シリアに戦争を仕掛け、未だに占領している米軍をヨソに、今、米国人は知ってか知らずか呑気にシリアを旅行しています。が、表面は普通に接していてもシリア人感情は決して良くないです。







「多分、日本はシリアが内戦ではなく戦争であったことも米軍の事も知らない。」「嘘のニュースが流れて真実を知らないだろう。」と実情をひたすら話し続けます。






あの、、、私、知ってますけど。。笑







私はこの時ハンナに言いました。「私は実は色んな国を旅していて、日本のメディアが流すニュースと現地での真実が違うことはよく知っている」「私は、旅先で起きたことや経験したこと、現地の人と話したことを度々詳しく書いているので、読んでくれている人にシリアの現状を伝えることができる」「今回、あなたと話したことも書いていくからね。」「そして、シリアに早く日本人の観光客が戻ってくるよう、今は安全なことも書くね。」







と言ったそばからイスラエルがアレッポを空爆。さらにダマスカスのイラン大使館を空爆。

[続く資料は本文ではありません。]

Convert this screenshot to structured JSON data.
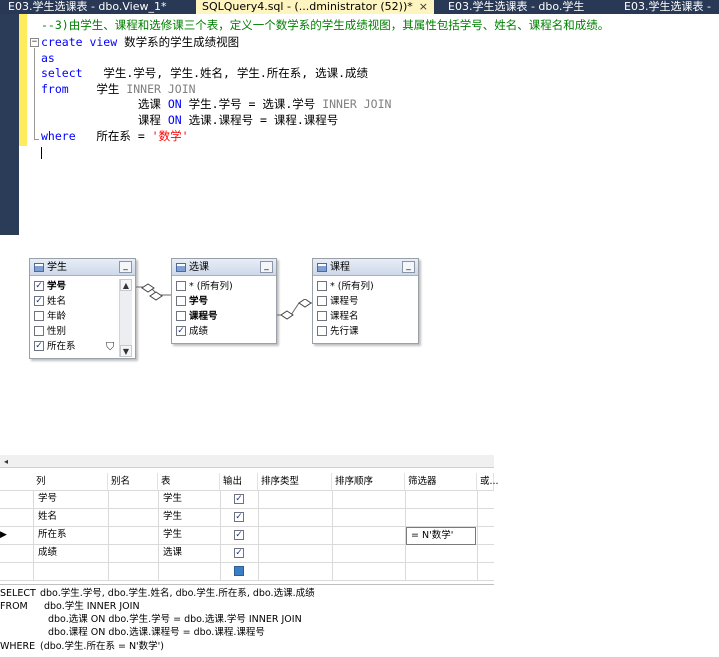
{
  "tabs": [
    {
      "label": "E03.学生选课表 - dbo.View_1*",
      "active": false
    },
    {
      "label": "SQLQuery4.sql - (...dministrator (52))*",
      "active": true
    },
    {
      "label": "E03.学生选课表 - dbo.学生",
      "active": false
    },
    {
      "label": "E03.学生选课表 -",
      "active": false
    }
  ],
  "tab_close_glyph": "×",
  "editor": {
    "comment": "--3)由学生、课程和选修课三个表，定义一个数学系的学生成绩视图，其属性包括学号、姓名、课程名和成绩。",
    "l1_kw": "create view",
    "l1_rest": " 数学系的学生成绩视图",
    "l2_kw": "as",
    "l3_kw": "select",
    "l3_rest": "   学生.学号, 学生.姓名, 学生.所在系, 选课.成绩",
    "l4_kw": "from",
    "l4_rest": "    学生 ",
    "l4_gray": "INNER JOIN",
    "l5_a": "              选课 ",
    "l5_kw": "ON",
    "l5_b": " 学生.学号 = 选课.学号 ",
    "l5_gray": "INNER JOIN",
    "l6_a": "              课程 ",
    "l6_kw": "ON",
    "l6_b": " 选课.课程号 = 课程.课程号",
    "l7_kw": "where",
    "l7_rest": "   所在系 = ",
    "l7_str": "'数学'"
  },
  "diagram": {
    "tables": [
      {
        "title": "学生",
        "rows": [
          {
            "label": "学号",
            "checked": true,
            "bold": true
          },
          {
            "label": "姓名",
            "checked": true,
            "bold": false
          },
          {
            "label": "年龄",
            "checked": false,
            "bold": false
          },
          {
            "label": "性别",
            "checked": false,
            "bold": false
          },
          {
            "label": "所在系",
            "checked": true,
            "bold": false
          }
        ]
      },
      {
        "title": "选课",
        "rows": [
          {
            "label": "* (所有列)",
            "checked": false,
            "bold": false
          },
          {
            "label": "学号",
            "checked": false,
            "bold": true
          },
          {
            "label": "课程号",
            "checked": false,
            "bold": true
          },
          {
            "label": "成绩",
            "checked": true,
            "bold": false
          }
        ]
      },
      {
        "title": "课程",
        "rows": [
          {
            "label": "* (所有列)",
            "checked": false,
            "bold": false
          },
          {
            "label": "课程号",
            "checked": false,
            "bold": false
          },
          {
            "label": "课程名",
            "checked": false,
            "bold": false
          },
          {
            "label": "先行课",
            "checked": false,
            "bold": false
          }
        ]
      }
    ],
    "minimize_glyph": "_",
    "check_glyph": "✓",
    "filter_glyph": "⛉",
    "scroll_up": "▲",
    "scroll_down": "▼"
  },
  "grid": {
    "scroll_left": "◂",
    "headers": [
      "列",
      "别名",
      "表",
      "输出",
      "排序类型",
      "排序顺序",
      "筛选器",
      "或..."
    ],
    "rows": [
      {
        "column": "学号",
        "alias": "",
        "table": "学生",
        "output": true,
        "filter": ""
      },
      {
        "column": "姓名",
        "alias": "",
        "table": "学生",
        "output": true,
        "filter": ""
      },
      {
        "column": "所在系",
        "alias": "",
        "table": "学生",
        "output": true,
        "filter": "= N'数学'"
      },
      {
        "column": "成绩",
        "alias": "",
        "table": "选课",
        "output": true,
        "filter": ""
      }
    ],
    "current_row_indicator": "▶"
  },
  "sql_pane": {
    "l1_kw": "SELECT",
    "l1": "dbo.学生.学号, dbo.学生.姓名, dbo.学生.所在系, dbo.选课.成绩",
    "l2_kw": "FROM",
    "l2": "dbo.学生 INNER JOIN",
    "l3": "dbo.选课 ON dbo.学生.学号 = dbo.选课.学号 INNER JOIN",
    "l4": "dbo.课程 ON dbo.选课.课程号 = dbo.课程.课程号",
    "l5_kw": "WHERE",
    "l5": "(dbo.学生.所在系 = N'数学')"
  },
  "colors": {
    "tab_active": "#fdf4bf",
    "frame": "#2b3c59",
    "keyword": "#0000ff",
    "comment": "#008000",
    "string": "#ff0000",
    "gutter_marker": "#ffec5c"
  }
}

何十年も国際法を無視してパレスチナの土地を奪い続けたイスラエルは、更に国際法無視で周辺各国を空爆。ついにイランも堪忍袋の緒が切れ、イスラエルに(手加減して)初攻撃。






それに対し、西側は制裁を課すと脅す。






世も末ですな。






昨日イスラエルがイラン領土内を攻撃したとニュースが走りましたね。未だ真相は不明。それを伝えたのが米国のABCだった時点で眉唾ものだと私は思っていました。「何でそれを米国メディアのABCがすっぱ抜けるわけ?」「攻撃した張本人だから?」いつもそうですが、日本の無能メディアは事実確認せず右から左。全く信用に値しません。






そういえば、シリアのビザを取る時に現地より職業を聞かれました。なんでだ?と一瞬思ったのですが、来てみて判明。ジャーナリストはシリアに入国できないそうです。嘘800並べ立てられたらたまりませんものね。まぁ、一般のツーリストビザで入国できますけどね。先述の通り個人では動き回れません。






そして、ハンナはこの話がしたくて、オフにも関わらず今日、私のガイドを買って出てくれたのかなと、ちょっと思いました。広域アジア内、どこへ行っても日本人は信頼されているのはこちらもあちらも救いです。それもこれも、先人たちがそういった種を蒔いてくれているおかげ。ありがたいです。